Is WordPress.org GDPR compliant?

A few weeks ago, I got a chance to speak truth to power. I used my WordPress.org account to sign in to the official WordPress.org Slack where the various WordPress dramas were being discussed.

After a brief chat about the latest shenanigans, I publicly replied to the CEO:

Here's a link to the full exchange

There was no reply forthcoming - although, as you can see, my message gathered a fair few positive reactions. As was inevitable, the next morning I found myself locked out of the Slack. I had been permabanned.

Then things got weird.

Someone claiming to be an employee of Automattic sent me a message saying that Matt had personally told people to ban me. I didn't know if they were telling the truth, but the GDPR gives me the right to see the data a company holds about me. That includes messages about me stored on their internal systems.

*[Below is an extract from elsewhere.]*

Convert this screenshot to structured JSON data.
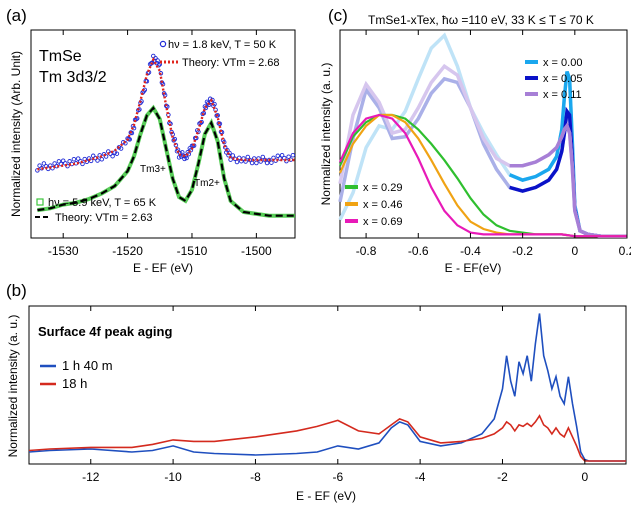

The WordPress.org Privacy Policy gave me an email address for their Data Protection Officer (DPO). So I sent a friendly(ish) message. After a little back-and-forth to clarify which data I wanted, I received this truly bizarre reply.

We are in receipt of your request, which you claim is justified by GDPR. Accordingly, we are processing your request pursuant to section 15(3) of GDPR, which requires us to provide personal information about the person that we are processing. You refer to messages sent about you on internal systems. To the extent those are outside the scope of GDPR, they are not covered by your request.

This betrays a fundamental misunderstanding of GDPR. There is not, as far as I know, an exemption for records held on internal systems. There are a list of GDPR exemptions - but they mostly relate to things like the detection of crime, academic and journalistic exemptions, health and social work data, etc.

Of course, there is an exemption for the purposes of self-incrimination. Perhaps that's what they're relying upon?

I replied with a (not so-friendly) email pointing out that I was entitled to a copy of any messages because they contain my personal data. I also pointed out that my request was neither manifestly unfounded nor manifestly excessive (another common get-out clause).

A week later, they replied:

I’ve followed up looking for any related records, and can confirm no records which use your likeness exist, other than the following: edent was deactivated by <<REDACTEDUSER>> No records exist where this was discussed beforehand.

I take this to mean that either Matt personally swung the ban-hammer, without discussing it with anyone else, or that a flunky wanted to protect their master's ego and took unilateral action.

They only provided me with messages from Slack that I had sent. They didn't provide any of the messages that mentioned me.

I pushed for further clarification - but their answer baffled me:

The Slack instance you are asking about is a communication tool used by the WordPress volunteer community to coordinate on the project to build and maintain the open source WordPress software. There is no business or data controller that owns or manages this Slack. If one or more of the volunteers had a private discussion about you in this Slack you would need to direct your request to those individuals and they would need to decide themselves how to handle your request.

(Emphasis added.)

This, to me, implies that they are not following Slack's term's and conditions which explicitly say the owner of the Slack has to comply with data requests.

As between [Slack] and the customer, you agree that it is solely the customer’s responsibility to […] respond to and resolve any dispute with you and any authorised user relating to or based on customer data

Is this Slack really owned by volunteers? According to https://wordpress.slack.com/account/workspace-settings#admins - the primary owner is WordPress.org itself. Although there are several other users listed as owners, including Matt himself.

I specifically asked WordPress.org for details of their GDPR registration. Their reply is hilarious:

WordPress.org is privately owned by a person, not by a registered or covered entity.

While the email address says “Data Protection Officer” this is merely to make it easy for Europeans to find and contact the privacy volunteers who, of course, want to do their best to assist persons with privacy related questions and requests. This does not indicate that WordPress.org is a GDPR covered website or owned by any entity which is subject to the GDPR.

So now we're at an impasse. I have no way of knowing if the anonymous tip-off I received was genuine and I can't prove if WordPress are concealing messages to me. I think it is fair to say that other people feel that WordPress.org doesn't really understand the GDPR - so we can add this example to the list.

To sum up:

• WordPress.org is personally owned by Matt Mullenweg
• The website processes millions of users' data, yet has no GDPR policy.
• Volunteers are apparently cosplaying as Data Protection Officers, without any real knowledge of how GDPR works.
• An official WordPress.org Slack is run by WordPress.org with Matt & others as admins.
• This Slack processes the data of over 50,000 users without any GDPR compliance.

In my opinion, this is no way to run a major piece of web infrastructure. The community deserves better.